============
csvvalidator
============
This module provides some simple utilities for validating data contained in CSV
files, or other similar data sources.
The source code for this module lives at:
https://github.com/alimanfoo/csvvalidator
Please report any bugs or feature requests via the issue tracker there.
Installation
============
This module is registered with the Python package index, so you can do::
$ easy_install csvvalidator
... or download from http://pypi.python.org/pypi/csvvalidator and
install in the usual way::
$ python setup.py install
If you want the bleeding edge, clone the source code repository::
$ git clone git://github.com/alimanfoo/csvvalidator.git
$ cd csvvalidator
$ python setup.py install
Usage
=====
The `CSVValidator` class is the foundation for all validator objects that are
capable of validating CSV data.
You can use the CSVValidator class to dynamically construct a validator, e.g.::
import sys
import csv
from csvvalidator import *
field_names = (
'study_id',
'patient_id',
'gender',
'age_years',
'age_months',
'date_inclusion'
)
validator = CSVValidator(field_names)
# basic header and record length checks
validator.add_header_check('EX1', 'bad header')
validator.add_record_length_check('EX2', 'unexpected record length')
# some simple value checks
validator.add_value_check('study_id', int,
'EX3', 'study id must be an integer')
validator.add_value_check('patient_id', int,
'EX4', 'patient id must be an integer')
validator.add_value_check('gender', enumeration('M', 'F'),
'EX5', 'invalid gender')
validator.add_value_check('age_years', number_range_inclusive(0, 120, int),
'EX6', 'invalid age in years')
validator.add_value_check('date_inclusion', datetime_string('%Y-%m-%d'),
'EX7', 'invalid date')
# a more complicated record check
def check_age_variables(r):
age_years = int(r['age_years'])
age_months = int(r['age_months'])
valid = (age_months >= age_years * 12 and
age_months % age_years < 12)
if not valid:
raise RecordError('EX8', 'invalid age variables')
validator.add_record_check(check_age_variables)
# validate the data and write problems to stdout
data = csv.reader('/path/to/data.csv', delimiter='\t')
problems = validator.validate(data)
write_problems(problems, sys.stdout)
For more complex use cases you can also sub-class `CSVValidator` to define
re-usable validator classes for specific data sources.
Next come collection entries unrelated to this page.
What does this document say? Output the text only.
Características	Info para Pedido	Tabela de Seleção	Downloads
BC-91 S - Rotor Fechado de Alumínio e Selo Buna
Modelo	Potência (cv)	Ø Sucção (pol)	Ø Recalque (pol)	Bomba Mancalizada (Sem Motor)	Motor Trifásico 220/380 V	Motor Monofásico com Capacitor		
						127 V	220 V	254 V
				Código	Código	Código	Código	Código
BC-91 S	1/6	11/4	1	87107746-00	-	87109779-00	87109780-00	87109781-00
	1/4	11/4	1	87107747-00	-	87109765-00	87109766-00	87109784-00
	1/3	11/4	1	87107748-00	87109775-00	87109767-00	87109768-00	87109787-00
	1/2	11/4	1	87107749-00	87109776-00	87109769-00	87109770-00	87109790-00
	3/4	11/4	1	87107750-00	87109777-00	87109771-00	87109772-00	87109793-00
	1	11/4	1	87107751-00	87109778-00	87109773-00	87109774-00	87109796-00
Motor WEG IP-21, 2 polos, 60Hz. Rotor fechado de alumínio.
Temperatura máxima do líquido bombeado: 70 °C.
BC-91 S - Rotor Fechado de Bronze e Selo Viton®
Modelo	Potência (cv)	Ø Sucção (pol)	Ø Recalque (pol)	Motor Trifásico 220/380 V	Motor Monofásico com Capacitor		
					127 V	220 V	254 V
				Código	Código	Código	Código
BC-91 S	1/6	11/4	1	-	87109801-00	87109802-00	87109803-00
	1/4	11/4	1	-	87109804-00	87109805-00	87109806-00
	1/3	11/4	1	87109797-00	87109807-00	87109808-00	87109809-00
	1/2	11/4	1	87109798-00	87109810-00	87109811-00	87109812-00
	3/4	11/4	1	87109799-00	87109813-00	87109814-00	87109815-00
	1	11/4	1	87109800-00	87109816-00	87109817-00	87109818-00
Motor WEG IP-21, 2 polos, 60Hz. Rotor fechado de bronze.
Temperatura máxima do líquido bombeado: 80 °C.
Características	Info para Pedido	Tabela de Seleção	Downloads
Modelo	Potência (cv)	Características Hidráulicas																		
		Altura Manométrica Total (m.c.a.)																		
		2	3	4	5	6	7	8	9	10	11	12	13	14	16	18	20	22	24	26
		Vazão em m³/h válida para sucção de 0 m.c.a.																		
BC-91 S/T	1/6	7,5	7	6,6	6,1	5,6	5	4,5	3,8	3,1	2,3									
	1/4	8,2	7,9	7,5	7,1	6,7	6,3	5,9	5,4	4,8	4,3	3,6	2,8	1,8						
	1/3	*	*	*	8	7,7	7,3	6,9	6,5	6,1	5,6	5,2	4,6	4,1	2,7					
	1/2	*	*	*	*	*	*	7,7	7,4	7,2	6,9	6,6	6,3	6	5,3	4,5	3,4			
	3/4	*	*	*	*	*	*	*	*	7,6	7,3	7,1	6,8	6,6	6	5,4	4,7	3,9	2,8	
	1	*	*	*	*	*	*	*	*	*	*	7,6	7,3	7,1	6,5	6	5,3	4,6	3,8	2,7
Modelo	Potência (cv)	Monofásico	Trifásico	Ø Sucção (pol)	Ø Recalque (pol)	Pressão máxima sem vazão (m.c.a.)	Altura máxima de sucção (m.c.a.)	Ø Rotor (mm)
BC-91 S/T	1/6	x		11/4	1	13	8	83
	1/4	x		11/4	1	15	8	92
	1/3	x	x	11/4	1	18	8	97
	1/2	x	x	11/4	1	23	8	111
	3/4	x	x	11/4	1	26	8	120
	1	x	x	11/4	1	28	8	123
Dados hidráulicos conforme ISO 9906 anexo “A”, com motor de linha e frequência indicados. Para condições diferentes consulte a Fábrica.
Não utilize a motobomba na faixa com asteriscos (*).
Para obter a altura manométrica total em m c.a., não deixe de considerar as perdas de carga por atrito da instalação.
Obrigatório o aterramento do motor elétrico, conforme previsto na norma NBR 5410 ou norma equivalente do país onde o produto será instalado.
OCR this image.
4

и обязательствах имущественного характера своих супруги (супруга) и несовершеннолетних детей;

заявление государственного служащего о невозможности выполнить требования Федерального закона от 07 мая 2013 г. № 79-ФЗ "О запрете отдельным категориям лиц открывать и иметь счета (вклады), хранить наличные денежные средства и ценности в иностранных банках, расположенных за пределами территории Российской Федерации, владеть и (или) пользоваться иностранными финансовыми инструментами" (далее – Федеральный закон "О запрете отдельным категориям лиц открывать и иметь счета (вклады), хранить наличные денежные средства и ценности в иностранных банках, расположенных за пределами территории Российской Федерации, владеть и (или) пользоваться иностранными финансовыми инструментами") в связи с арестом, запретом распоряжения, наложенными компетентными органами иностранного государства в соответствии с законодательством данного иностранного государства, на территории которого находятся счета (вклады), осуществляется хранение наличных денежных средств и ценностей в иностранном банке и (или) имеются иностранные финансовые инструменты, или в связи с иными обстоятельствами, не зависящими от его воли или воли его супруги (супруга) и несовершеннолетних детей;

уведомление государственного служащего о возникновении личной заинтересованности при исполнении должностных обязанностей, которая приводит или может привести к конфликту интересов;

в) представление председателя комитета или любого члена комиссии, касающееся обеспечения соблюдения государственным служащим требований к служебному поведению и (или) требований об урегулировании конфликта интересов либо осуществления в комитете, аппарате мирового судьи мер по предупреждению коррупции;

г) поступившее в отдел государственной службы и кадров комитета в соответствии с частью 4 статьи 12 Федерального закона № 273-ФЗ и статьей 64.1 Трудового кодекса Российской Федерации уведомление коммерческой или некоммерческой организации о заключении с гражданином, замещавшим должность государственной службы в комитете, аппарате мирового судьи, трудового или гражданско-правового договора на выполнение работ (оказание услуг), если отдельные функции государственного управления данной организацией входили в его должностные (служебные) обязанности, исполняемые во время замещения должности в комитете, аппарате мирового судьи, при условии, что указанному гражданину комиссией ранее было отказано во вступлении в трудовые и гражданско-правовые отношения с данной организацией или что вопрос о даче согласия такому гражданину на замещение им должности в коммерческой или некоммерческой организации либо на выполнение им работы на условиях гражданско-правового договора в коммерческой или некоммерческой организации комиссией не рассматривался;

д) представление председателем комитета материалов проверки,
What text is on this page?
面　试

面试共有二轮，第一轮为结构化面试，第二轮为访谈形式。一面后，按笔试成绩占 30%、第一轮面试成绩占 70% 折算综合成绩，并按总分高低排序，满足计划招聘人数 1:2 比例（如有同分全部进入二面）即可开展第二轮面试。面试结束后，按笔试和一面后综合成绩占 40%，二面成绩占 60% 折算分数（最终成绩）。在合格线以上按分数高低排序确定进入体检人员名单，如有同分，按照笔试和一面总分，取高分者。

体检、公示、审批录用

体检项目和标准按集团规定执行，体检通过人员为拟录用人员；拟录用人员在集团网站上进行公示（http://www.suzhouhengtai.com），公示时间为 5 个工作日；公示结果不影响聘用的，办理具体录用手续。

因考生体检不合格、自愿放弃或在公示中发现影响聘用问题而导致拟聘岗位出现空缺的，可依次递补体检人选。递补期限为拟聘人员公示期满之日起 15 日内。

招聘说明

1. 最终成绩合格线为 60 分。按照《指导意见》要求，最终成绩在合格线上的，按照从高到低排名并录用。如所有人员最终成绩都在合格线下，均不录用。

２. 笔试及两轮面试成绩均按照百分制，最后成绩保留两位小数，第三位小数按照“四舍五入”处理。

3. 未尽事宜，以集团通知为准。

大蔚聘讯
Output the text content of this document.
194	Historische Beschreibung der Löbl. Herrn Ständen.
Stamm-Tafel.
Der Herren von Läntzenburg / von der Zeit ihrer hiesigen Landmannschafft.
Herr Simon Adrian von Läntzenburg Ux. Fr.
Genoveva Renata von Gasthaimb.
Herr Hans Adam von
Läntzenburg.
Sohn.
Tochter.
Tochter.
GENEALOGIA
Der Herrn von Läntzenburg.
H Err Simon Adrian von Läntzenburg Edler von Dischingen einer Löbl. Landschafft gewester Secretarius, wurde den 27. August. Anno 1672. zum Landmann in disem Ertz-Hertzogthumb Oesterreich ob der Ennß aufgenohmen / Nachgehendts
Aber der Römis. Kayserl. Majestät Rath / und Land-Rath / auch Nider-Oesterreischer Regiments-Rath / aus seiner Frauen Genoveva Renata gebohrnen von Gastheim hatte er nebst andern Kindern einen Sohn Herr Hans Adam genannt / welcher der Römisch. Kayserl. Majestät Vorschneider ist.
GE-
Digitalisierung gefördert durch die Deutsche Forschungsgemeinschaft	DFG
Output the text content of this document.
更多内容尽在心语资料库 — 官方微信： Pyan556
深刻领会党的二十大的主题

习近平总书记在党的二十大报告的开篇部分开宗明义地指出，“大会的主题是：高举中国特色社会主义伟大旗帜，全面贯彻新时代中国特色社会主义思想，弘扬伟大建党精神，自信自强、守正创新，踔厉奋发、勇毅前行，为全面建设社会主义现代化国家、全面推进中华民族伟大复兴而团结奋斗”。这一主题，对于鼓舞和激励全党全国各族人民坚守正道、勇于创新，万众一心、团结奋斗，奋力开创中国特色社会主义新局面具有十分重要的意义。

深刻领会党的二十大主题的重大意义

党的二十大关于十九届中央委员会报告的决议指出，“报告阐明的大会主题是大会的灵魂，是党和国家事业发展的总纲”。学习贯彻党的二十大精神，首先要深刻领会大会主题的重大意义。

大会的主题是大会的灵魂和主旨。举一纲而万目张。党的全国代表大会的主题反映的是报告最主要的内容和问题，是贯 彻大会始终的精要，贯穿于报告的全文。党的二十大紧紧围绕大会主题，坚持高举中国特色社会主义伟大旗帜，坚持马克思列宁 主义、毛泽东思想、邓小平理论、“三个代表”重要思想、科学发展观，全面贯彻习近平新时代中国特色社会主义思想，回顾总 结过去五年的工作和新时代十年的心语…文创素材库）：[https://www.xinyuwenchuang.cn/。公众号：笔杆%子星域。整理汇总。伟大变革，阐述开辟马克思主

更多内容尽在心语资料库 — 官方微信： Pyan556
For a complete account of all of the functionality available from this module,
see the example.py and tests.py modules in the source code repository.
Notes
=====
Note that the `csvvalidator` module is intended to be used in combination with
the standard Python `csv` module. The `csvvalidator` module **will not**
validate the *syntax* of a CSV file. Rather, the `csvvalidator` module can be
used to validate any source of row-oriented data, such as is provided by a
`csv.reader` object.
I.e., if you want to validate data from a CSV file, you have to first construct
a CSV reader using the standard Python `csv` module, specifying the appropriate
dialect, and then pass the CSV reader as the source of data to either the
`CSVValidator.validate` or the `CSVValidator.ivalidate` method.